さらに、ウルグアイ国内の若年層が畜産業に関心を持てるよう教育制度の強化も重要です。動物の飼育からマーケティングまで一貫した知識を提供することで、地域経済の活性化が期待されます。また、東南アジアや中東といった新興市場への輸出促進プログラムを通じて、新たな販路の開拓を目指すべきでしょう。他国と比較すると、アメリカやオーストラリアはすでに羊肉市場で強い地位を築いていますが、ウルグアイとしても独自の魅力を発信し、市場での競争力を確保することが必要です。
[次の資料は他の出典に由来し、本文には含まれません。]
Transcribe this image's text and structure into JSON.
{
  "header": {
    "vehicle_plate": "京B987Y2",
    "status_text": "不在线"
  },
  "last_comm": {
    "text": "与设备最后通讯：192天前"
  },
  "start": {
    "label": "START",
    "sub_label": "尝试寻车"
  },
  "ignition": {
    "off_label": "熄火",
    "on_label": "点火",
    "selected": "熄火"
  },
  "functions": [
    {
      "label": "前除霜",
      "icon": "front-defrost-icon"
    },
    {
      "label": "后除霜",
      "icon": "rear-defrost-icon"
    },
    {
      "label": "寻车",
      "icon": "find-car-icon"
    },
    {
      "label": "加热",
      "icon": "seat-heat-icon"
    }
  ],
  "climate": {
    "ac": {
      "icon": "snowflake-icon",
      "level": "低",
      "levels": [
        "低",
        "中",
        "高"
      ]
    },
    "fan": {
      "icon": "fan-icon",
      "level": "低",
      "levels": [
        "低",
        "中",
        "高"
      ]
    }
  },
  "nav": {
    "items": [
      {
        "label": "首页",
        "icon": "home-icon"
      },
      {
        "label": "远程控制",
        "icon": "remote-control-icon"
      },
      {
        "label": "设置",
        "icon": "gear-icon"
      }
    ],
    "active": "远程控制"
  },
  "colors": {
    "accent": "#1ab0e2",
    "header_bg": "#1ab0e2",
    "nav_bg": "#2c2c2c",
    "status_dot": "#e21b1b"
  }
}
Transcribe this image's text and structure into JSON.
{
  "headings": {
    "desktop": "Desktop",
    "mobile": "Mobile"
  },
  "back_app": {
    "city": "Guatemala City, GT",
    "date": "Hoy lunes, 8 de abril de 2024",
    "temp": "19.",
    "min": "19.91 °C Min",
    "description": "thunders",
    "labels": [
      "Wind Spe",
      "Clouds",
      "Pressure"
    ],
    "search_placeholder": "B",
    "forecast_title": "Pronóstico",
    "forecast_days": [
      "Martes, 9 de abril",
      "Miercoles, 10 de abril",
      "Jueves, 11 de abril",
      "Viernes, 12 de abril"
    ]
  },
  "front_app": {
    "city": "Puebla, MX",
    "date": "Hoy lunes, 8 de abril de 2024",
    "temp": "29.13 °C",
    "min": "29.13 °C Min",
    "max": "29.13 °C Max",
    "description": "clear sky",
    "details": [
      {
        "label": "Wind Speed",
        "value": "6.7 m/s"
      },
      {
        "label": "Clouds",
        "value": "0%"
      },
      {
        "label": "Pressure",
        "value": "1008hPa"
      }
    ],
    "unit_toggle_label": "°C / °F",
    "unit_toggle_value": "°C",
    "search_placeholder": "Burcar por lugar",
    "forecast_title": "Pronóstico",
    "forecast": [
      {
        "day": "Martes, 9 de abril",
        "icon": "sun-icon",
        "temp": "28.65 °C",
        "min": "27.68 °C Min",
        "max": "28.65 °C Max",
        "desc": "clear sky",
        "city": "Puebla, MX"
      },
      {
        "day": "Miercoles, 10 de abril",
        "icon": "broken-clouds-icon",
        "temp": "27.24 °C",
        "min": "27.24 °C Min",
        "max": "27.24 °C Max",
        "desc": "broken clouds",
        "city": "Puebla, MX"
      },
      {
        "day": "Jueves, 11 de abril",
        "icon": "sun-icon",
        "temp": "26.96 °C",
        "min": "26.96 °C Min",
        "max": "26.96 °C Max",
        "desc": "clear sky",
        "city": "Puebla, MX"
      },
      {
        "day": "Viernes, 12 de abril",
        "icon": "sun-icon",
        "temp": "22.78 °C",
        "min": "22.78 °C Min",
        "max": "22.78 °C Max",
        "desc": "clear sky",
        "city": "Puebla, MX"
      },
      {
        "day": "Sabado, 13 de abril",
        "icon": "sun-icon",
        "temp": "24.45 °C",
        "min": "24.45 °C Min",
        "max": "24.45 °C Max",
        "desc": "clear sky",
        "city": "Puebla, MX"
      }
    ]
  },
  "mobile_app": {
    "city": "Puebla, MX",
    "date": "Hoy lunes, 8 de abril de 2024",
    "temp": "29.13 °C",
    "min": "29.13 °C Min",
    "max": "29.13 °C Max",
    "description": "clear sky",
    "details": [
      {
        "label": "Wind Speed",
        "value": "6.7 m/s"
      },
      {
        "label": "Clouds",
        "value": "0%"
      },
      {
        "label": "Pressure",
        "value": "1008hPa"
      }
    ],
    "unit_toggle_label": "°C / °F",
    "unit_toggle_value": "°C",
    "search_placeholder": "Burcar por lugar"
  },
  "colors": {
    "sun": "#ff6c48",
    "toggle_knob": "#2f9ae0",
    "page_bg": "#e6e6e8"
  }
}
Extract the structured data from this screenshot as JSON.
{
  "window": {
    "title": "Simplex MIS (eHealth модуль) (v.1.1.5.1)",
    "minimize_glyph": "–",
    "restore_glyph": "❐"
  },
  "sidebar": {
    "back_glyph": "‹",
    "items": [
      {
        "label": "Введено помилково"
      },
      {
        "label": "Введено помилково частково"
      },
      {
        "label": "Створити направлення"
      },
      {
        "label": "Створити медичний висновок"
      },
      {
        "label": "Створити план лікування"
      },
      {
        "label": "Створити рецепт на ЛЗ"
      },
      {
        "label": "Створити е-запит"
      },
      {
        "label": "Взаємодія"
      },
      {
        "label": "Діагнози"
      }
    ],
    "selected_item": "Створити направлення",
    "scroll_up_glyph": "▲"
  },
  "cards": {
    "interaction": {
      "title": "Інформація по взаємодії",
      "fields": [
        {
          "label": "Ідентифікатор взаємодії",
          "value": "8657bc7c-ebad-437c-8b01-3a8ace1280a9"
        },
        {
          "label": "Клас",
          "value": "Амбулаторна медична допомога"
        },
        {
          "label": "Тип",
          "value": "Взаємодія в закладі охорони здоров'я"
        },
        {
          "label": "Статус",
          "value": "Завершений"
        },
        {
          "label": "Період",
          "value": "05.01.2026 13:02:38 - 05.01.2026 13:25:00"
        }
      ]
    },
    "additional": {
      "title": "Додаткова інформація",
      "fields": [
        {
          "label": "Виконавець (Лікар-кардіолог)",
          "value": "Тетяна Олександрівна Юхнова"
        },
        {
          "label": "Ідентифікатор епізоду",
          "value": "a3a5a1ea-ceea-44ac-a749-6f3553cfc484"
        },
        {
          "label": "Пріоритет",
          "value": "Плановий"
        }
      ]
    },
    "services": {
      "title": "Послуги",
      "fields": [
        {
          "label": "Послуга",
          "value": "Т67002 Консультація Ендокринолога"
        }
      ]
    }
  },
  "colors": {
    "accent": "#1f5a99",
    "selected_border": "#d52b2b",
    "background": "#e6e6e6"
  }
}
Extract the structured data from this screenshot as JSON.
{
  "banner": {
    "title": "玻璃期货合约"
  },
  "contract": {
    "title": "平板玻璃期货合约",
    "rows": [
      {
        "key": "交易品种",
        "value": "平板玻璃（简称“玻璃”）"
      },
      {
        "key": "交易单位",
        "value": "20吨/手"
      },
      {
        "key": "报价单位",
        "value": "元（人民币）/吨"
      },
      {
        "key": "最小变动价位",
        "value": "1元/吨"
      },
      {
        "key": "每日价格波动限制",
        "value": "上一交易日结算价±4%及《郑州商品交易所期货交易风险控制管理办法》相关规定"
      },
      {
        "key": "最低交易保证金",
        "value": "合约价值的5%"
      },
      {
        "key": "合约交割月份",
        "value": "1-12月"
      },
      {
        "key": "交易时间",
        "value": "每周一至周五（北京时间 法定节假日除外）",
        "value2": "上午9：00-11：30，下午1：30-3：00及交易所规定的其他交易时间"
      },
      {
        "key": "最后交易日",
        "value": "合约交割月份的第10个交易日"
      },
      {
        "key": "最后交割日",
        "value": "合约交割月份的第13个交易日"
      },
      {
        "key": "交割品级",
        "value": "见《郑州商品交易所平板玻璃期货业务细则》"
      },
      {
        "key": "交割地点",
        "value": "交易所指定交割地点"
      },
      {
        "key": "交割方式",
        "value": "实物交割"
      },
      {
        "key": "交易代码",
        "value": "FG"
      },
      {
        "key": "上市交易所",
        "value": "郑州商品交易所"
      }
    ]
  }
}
最後に、疫病や自然災害のリスクを軽減するため、効果的なモニタリング体制や予防策の導入が欠かせません。2020年以降、新型コロナウイルスの影響によって国内の生産および輸出が停滞した状況からも、こうした外的ショックに対応できる強靱な産業基盤を築くことが重要です。
総じて、ウルグアイの羊肉生産量の推移は、地元の牧畜業と輸出市場の動向を如実に反映しています。この減少傾向を克服し、長期的な成長を実現するためには、革新的な政策と地産地消の促進、そして新しい市場への参入を組み合わせた戦略が求められるでしょう。政府の支援だけでなく、国際的な協力枠組みも必要な一方で、ブランド価値の向上という長期的な視点も欠かせません。